Overall, 2015 is about building on success and consistency, Olsen says. The 2014 season is over, done and dusted. Now, if D.C. United wants to be counted among the league’s elite, progress will have to be made in the here and now.

“It’s about consistency for me ,” Olsen said, “and which guys, which players and which coaches, putting myself on the hot-seat, can be in the playoffs on a consistent basis. I think that’s what we need to focus on, not just one year, and hopefully, we can start to become that team.

“Anyone can have a good year in this league,” Olsen added. “With the fortunes as they are in MLS, you can have one of those.  The teams that I’m impressed with and the players that I’m impressed with are the guys that are there year-in, year-out in the postseason, and that’s what we’re striving to do now.”

D.C. United XI


  1. As a DCU fan and a Napoli fan, I can’t help but think that my dream acquisition for United this Summer would be Marek Hamsik. He’s two year’s removed from his last-best season in Serie A, and his success under Benitez had been middling at best. The Partenopei are clamoring for a change and he may very well be out this door this year. I truly believe that he’d be a MLS MVP candidate for a years to come (age 27), and would instantly be a positive impact sitting behind whatever forward Olsen trots out. He’s still got the vision, focus and work rate of superstar, and his current salary is only 2.1M euro. Thohir would also get the added bonus of disrupting a Serie A nemesis. The ‘hawk would harken back to DC’s hardcore past. Fugazi’s “Waiting Room” could easily be the United faithful’s underground anthem these past years.

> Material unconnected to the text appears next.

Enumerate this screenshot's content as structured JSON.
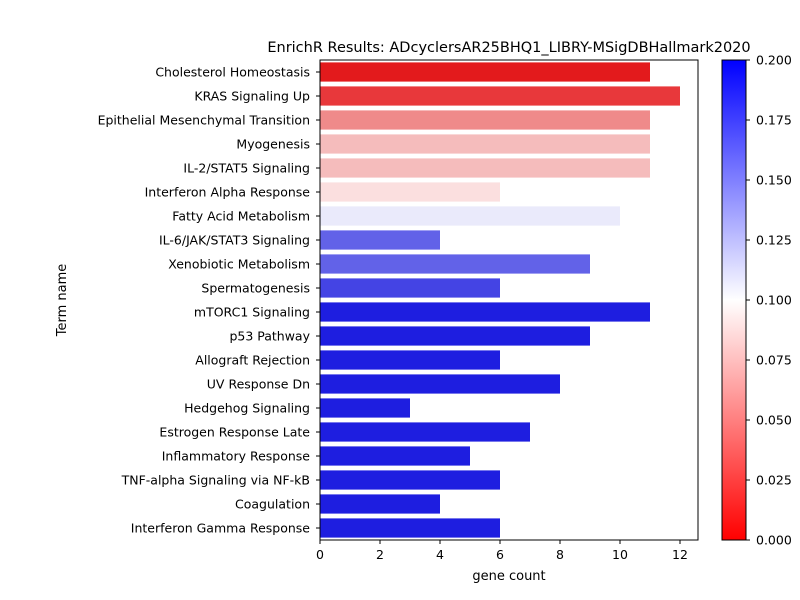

  2. I fully expect DC United to regress to the mean and be slightly below average this year. Hustle, miraculous goal keeping, and a lot of good luck can only take you so far.

  3. Nicely done. The only things I think you’ve overlooked are Perry Kitchen’s quality and importance to this team, and the lack of a solid #2 goalkeeper given Hamid’s recent back troubles — Dykstra showed his lack of quality in Costa Rica. I think DCU will start slowly with Halsti, Silva, and Espindola all missing the start of the season. But if the team can settle into a good groove, I think they will go deep into the playoffs.